But for most systems administrators or website operators, DNS is mostly kept in a little black box, outsourced to a 3rd party, and mostly forgotten about. And, for the most part, this is the way it should be. But as you start to grow to 1.3+ billion pageviews a month with a website where performance is a feature, every little bit matters.

In this post, I’m going to explain some of the decisions we’ve made around DNS in the past, and where we’re going with it in the future. I will eschew deep technical details and gloss over low-level DNS implementation in favour of the broad strokes.

In the beginning

So first, a bit of history: In the beginning, we ran our own DNS on-premises using artisanally crafted zone files with BIND. It was fast enough when we were doing only a few hundred million hits a month, but eventually hand-crafted zonefiles were too much hassle to maintain reliably. When we moved to Cloudflare as our CDN, their service is intimately coupled with DNS, so we demoted our BIND boxes out of production and handed off DNS to Cloudflare.

The search for a new provider

Fast forward to early 2016 and we moved our CDN to Fastly. Fastly doesn’t provide DNS service, so we were back on our own in that regards and our search for a new DNS provider began. We made a list of every DNS provider we could think of, and ended up with a shortlist of 10:

  • Dyn
  • NS1
  • Amazon Route 53
  • Google Cloud DNS
  • Azure DNS (beta)
  • DNSimple
  • Godaddy
  • EdgeCast (Verizon)
  • Hurricane Electric
  • DNS Made Easy

From this list of 10 providers, we did our initial investigations into their service offerings, and started eliminating services that were either not suited to our needs, outrageously expensive, had insufficient SLAs, or didn’t offer services that we required (such as a fully featured API). Then we started performance testing.

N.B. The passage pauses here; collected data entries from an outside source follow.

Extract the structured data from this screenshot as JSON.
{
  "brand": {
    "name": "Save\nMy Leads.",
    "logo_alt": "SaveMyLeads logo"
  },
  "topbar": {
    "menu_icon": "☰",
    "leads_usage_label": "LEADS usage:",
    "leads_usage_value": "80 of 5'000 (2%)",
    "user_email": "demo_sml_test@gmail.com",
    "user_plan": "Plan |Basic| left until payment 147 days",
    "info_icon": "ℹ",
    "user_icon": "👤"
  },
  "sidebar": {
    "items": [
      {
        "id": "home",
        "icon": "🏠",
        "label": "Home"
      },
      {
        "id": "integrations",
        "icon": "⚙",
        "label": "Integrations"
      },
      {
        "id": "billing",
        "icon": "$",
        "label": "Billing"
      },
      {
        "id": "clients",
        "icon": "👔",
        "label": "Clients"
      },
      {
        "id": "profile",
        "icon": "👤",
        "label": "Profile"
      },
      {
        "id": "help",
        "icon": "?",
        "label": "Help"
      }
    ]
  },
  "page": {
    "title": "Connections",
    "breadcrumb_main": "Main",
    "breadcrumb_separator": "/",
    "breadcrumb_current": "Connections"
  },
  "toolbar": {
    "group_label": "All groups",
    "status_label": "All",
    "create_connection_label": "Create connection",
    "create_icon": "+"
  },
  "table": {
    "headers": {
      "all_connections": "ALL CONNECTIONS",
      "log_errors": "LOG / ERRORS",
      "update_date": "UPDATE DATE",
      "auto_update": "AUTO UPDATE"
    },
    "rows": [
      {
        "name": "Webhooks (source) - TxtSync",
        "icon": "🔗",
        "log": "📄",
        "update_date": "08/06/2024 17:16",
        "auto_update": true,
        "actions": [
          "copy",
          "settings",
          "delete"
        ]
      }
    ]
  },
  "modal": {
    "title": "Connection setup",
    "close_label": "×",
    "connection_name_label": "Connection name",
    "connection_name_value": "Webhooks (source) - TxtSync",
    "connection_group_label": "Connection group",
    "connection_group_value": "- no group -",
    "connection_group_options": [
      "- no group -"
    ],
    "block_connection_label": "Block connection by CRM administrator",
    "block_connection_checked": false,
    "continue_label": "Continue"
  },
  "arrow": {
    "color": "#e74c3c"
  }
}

We did this by embedding a hidden iFrame on 5% of the visitors to stackoverflow.com, which forced a request to a different DNS provider. We did this for each provider until we had some pretty solid performance numbers.

Using some basic analytics, we were able to measure the real-world performance, as seen by our real-world users, broken down into geographical area. We built some box plots based on these tests which allowed us to visualise the different impact each provider had.

If you don’t know how to interpret a boxplot, here’s a brief primer for you. For the data nerds, these were generated with R’s standard boxplot functions, which means the upper and lower whiskers are min(max(x), Q_3 + 1.5 * IQR) and max(min(x), Q_1 – 1.5 * IQR), where IQR = Q_3 – Q_1

This is the results of our tests as seen by our users in the United States:

DNS Performance in the United States

You can see that Hurricane Electric had a quarter of requests return in < 16ms and a median of 32ms, with the three “cloud” providers (Azure, Google Cloud DNS and Route 53) being slightly slower (being around 24ms first quarter and 45ms median), and DNS Made Easy coming in 2nd place (20ms first quarter, 39ms median).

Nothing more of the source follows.